The idea of the electric car seems like a new invention. But as American Pickers pointed out, these vehicles have been around nearly as long as their gas-powered brethren. Mike Wolfe and Danielle Colby came across one of these early electric cars during a pick two seasons ago.
Mike and Danielle were picking a garage in Pennsylvania when they came across an Auto Red Bug. The car — if you can call it that — has four wheels, two aluminum seats, and a steering wheel. That’s it. The cars were built this way to keep costs low. In 1924, you could buy an Auto Red Bug for $125, while a Model-T cost $265, according to the Lane Motor Museum. But the Model-T came with doors and a hood so it’s a tie in the end. An electric motor attached to a fifth wheel behind the driver’s seat would propel the car.

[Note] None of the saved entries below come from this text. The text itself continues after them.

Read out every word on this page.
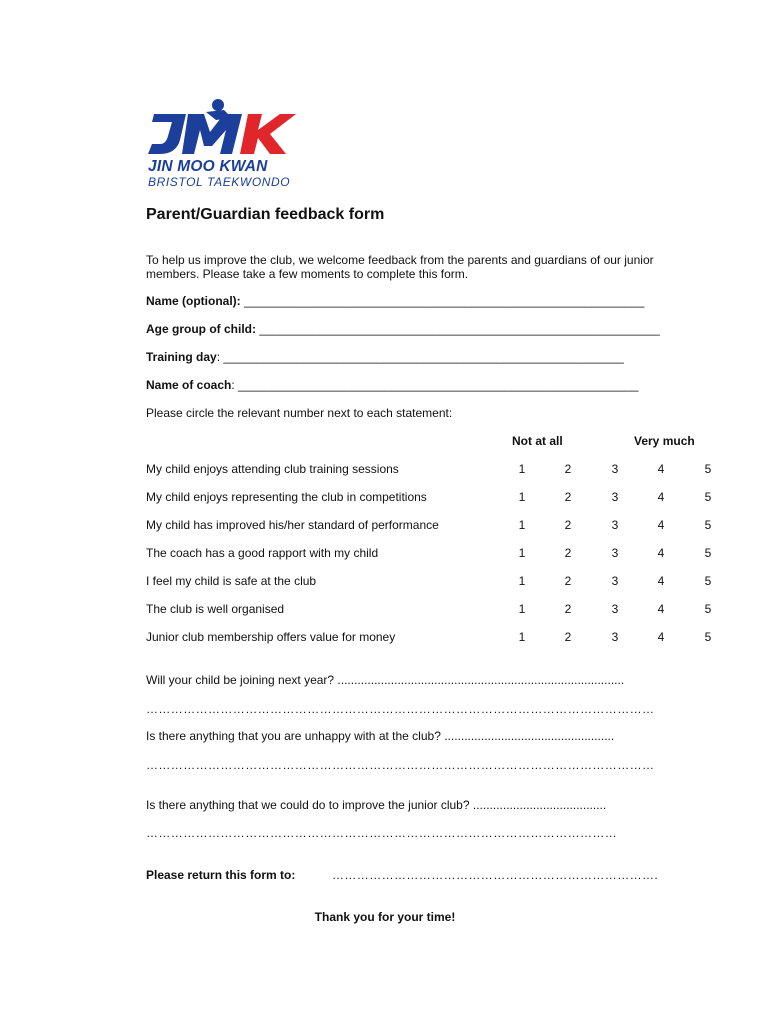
JIN MOO KWAN
BRISTOL TAEKWONDO
Parent/Guardian feedback form
To help us improve the club, we welcome feedback from the parents and guardians of our junior members. Please take a few moments to complete this form.
Name (optional): ____________________________________________________________
Age group of child: ____________________________________________________________
Training day: ____________________________________________________________
Name of coach: ____________________________________________________________
Please circle the relevant number next to each statement:
Not at all	Very much
My child enjoys attending club training sessions	1	2	3	4	5
My child enjoys representing the club in competitions	1	2	3	4	5
My child has improved his/her standard of performance	1	2	3	4	5
The coach has a good rapport with my child	1	2	3	4	5
I feel my child is safe at the club	1	2	3	4	5
The club is well organised	1	2	3	4	5
Junior club membership offers value for money	1	2	3	4	5
Will your child be joining next year? ......................................................................................
……………………………………………………………………………………………………………
Is there anything that you are unhappy with at the club? ...................................................
……………………………………………………………………………………………………………
Is there anything that we could do to improve the junior club? ........................................
……………………………………………………………………………………………………
Please return this form to:	…………………………………………………………………….
Thank you for your time!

The Guinness Book of World Records lists the Red Bug as the cheapest car of all time. But the fact that they’re so rare today meant the American Pickers crew would need to shell out a lot to drive it home. The negotiations go back and forth, but Wolfe is eventually able to “bundle” his way to a purchase. He bought a vintage car grill, a Packard Motor Car Company sign, and the electric car for $9,800.
The car cost $4,500 of that amount. American Pickers didn’t say what Wolfe plans to sell it for. A classic car website lists a similar aged Red Bug for $16,900. So, potentially a home run for Wolfe.
According to Classic Car Weekly, the Indian Motor Cycle Company purchased the design rights to the Red Bug in the 1930s, but it’s unclear why the company didn’t do anything with it.
‘American Pickers’ Star Knows His Classic Cars, But He Loves Bikes
Mike Wolfe has said he’s made a lot of money finding and flipping antique cars. And the more unique the better. But his heart is on two wheels not four. He started his career finding and flipping bicycles, and he’s since moved onto motorcycles. He has a giant collection of motorcycles at his Nashville warehouse.
But his first love remains bicycles. The reason goes back to his childhood because he grew up poor and a bike wasn’t an unobtainable
“But when I got on a bicycle I felt really good because of my strength-to-weight ratio,” he said. “I started collecting bicycles when I was young because my mother was a single mother. I grew up with a brother and sister, and my father left when I was two. And she couldn’t afford to buy us a bicycle.”
For the American Picker, bikes represent freedom.
“You can go anywhere you want to, unlike a road bike which limits you to a strip of asphalt,” Mike Wolfe continued. “Mountain bikes have the ability to steer you off well-worn routes allowing you to call the shots for where you ride next.”